Tuesday, January 12, 2021

Caricaturas Crónicas: «OS ADESIVOS» por Osvaldo Macedo de sousa in Diário de Noticias de 31/1/1988

 A diversidade de apresentação, a variedade de formas, é uma das características do produto, mesmo que o fim seja o mesmo. Transparente ou opaco, de interior branco ou vermelho, séptico ou anticéptico... tem como ponto comum a aderência a qualquer superfície, preferindo as fendas ou feridas para se «acomodar", é o adesivo.

«Adesivos» são também aqueles que, como políticos na concepção filosófica e realista, aderem facilmente, estão habilitados à metamorfose das conveniências, estão preparados a estar presentes em todo o lugar que abra as portas para o Poder, principalmente nos momentos de «crise ideológica», quando as feridas do Poder sangram. Aderem sem quererem ser anticépticos.

Se existem, como uma consequência política, em todas as estruturas da vida quotidiana, da vida social, denotam-se mais nos momentos «trágicos», quando a magia do «vira casacas» não tem tempo para disfarçar as metamorfoses, quando a viragem é mais extremista.

Por exemplo, como o transformar-se, de um dia para o outro, de monárquico convicto em republicano da Rotunda, de salazarista em democrata... ou seja aderir nos momentos pós-revolucionários, obrigando o alfaiate a ficar «sem mãos a medir»: «Não me chateie! Já disse que só lhe posso virar a casaca lá para Setembro» (João Abel Manta, in Diário de Lisboa Julho de 1974; ou «Grande Alfaiataria Nacional dos Vira-Casacas», Jorge Colaço, in Ridículos, 13-12-1912).

Após as revoluções vitoriosas, todos lutaram contra o regime deposto: «toda a gente esteve na Rotunda, e se por acaso não foi nos dias 4 e 5 de Outubro podia ter sido em qualquer outro dia.» (O Intransigente, n." 20 de 1/12/1910). De um momento para o outro, o anterior regime (neste caso monarquia) ficou sem partidários, apenas uns reis, príncipes e ministros em fuga, e uns grupos no Norte, sem norte em guerrilhas.

Quanto ao «Júlio dantes monárquico» (in Papagaio Real de 14/4/1914) tornou-se ministro da República; político influente dos novos partidos republicanos, grande defensor da divergência ideológica com os outros partidos, defendendo a pureza do seu republicanismo, da sua democracia de pensar o País.

Um caso curioso: quem proclamou a República do alto do bastião oficial foram os políticos, e não os republicanos revolucionários da Rotunda, antecipando-se a qualquer reivindicação possível daqueles. Os profissionais da política «sabem» o que é o melhor para o povo, para o País, para o regime. Este, mal nasce, leva de imediato um banho asséptico de adesivos, como do BCG e outros virulentos - «Pobre filho! tão novo e já cheio de adesivos» (in O Intransigente nº 20 de 1/12/1910).

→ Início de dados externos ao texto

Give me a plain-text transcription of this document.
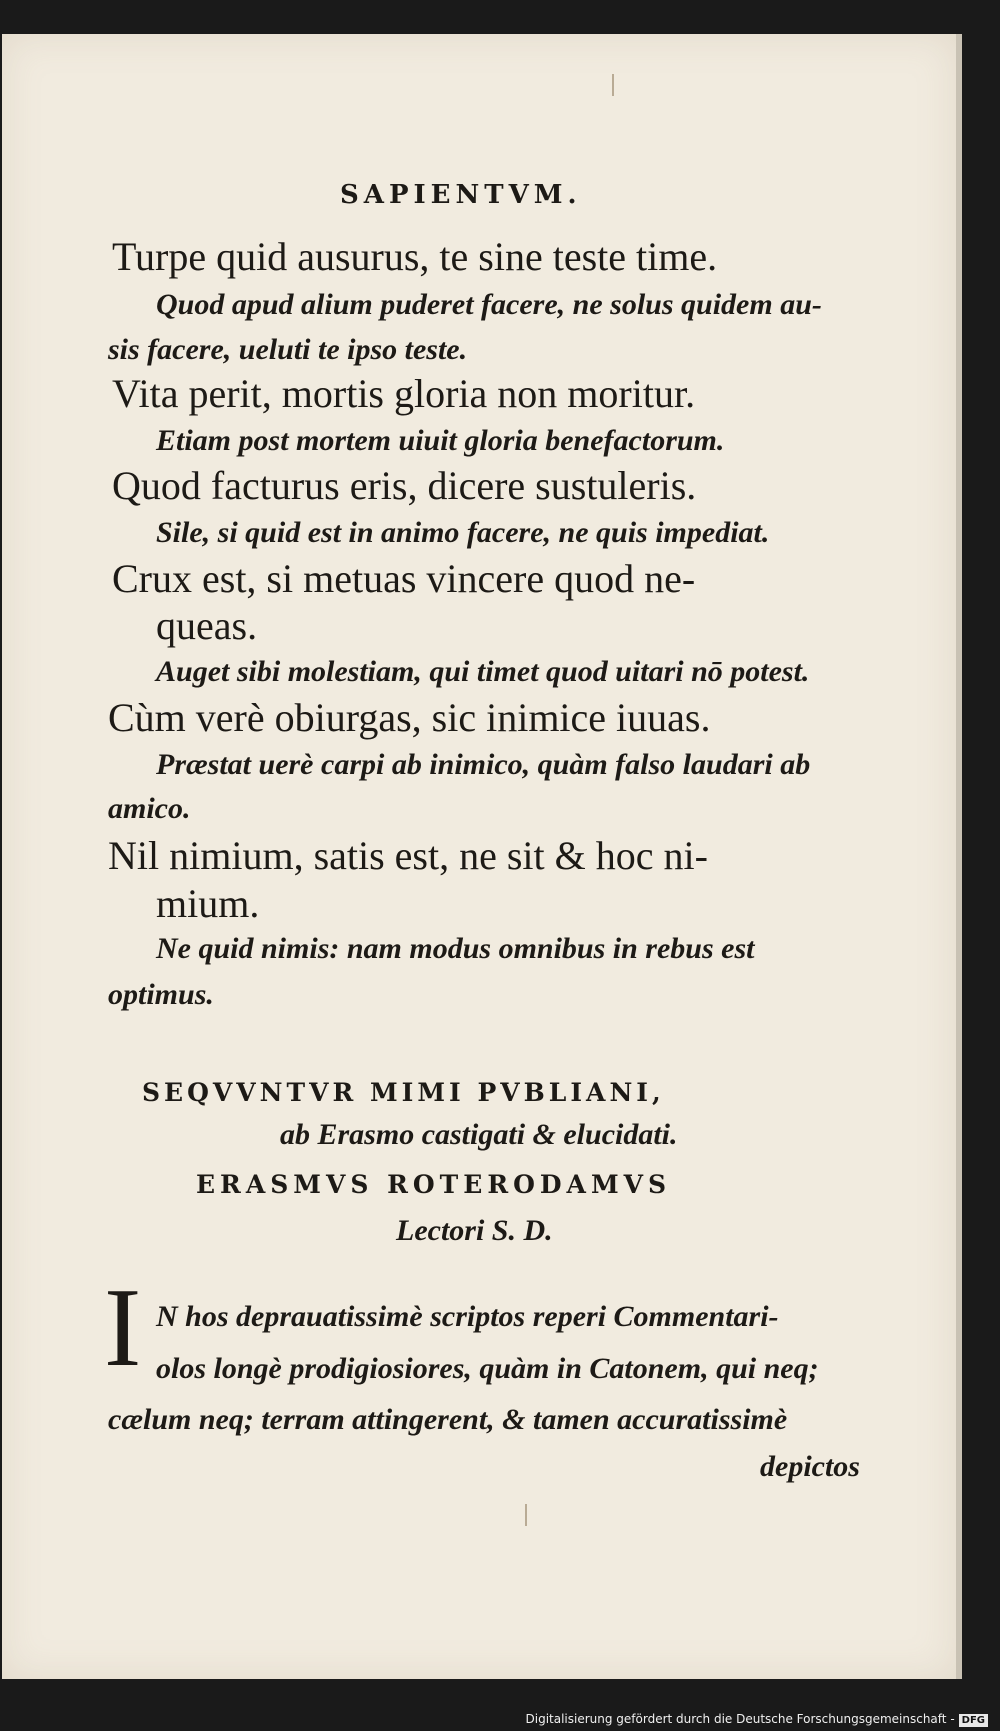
SAPIENTVM.
Turpe quid ausurus, te sine teste time.
Quod apud alium puderet facere, ne solus quidem au-
sis facere, ueluti te ipso teste.
Vita perit, mortis gloria non moritur.
Etiam post mortem uiuit gloria benefactorum.
Quod facturus eris, dicere sustuleris.
Sile, si quid est in animo facere, ne quis impediat.
Crux est, si metuas vincere quod ne-
queas.
Auget sibi molestiam, qui timet quod uitari nō potest.
Cùm verè obiurgas, sic inimice iuuas.
Præstat uerè carpi ab inimico, quàm falso laudari ab
amico.
Nil nimium, satis est, ne sit & hoc ni-
mium.
Ne quid nimis: nam modus omnibus in rebus est
optimus.
SEQVVNTVR MIMI PVBLIANI,
ab Erasmo castigati & elucidati.
ERASMVS ROTERODAMVS
Lectori S. D.
I N hos deprauatissimè scriptos reperi Commentari-
olos longè prodigiosiores, quàm in Catonem, qui neq;
cælum neq; terram attingerent, & tamen accuratissimè
depictos
Digitalisierung gefördert durch die Deutsche Forschungsgemeinschaft - DFG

Eles, apesar de maleáveis e aderentes, são um espécime humano, consequentemente oportunistas, egoístas, racionalistas na conquista do Poder e dinheiro... !

Eles são um espécime animal, por isso lutam pela sobrevivência sem sombra de remorsos, apenas uma ou outra lágrima de chacal - «Co'os adesivos (é) outro cantar: / Qual nuvem de vorazes gafanhotos / Que um campo inteiro acabam d'assolar, / Roendo até os mais pequenos cotos / E que, ao verem a mesa levantar, / levantam voo pelos ar's ignotos / Para irem abater em outra estância / Onde haja de comer em abundância.» (Marco António, in Republicaniadas, Lisboa 1913).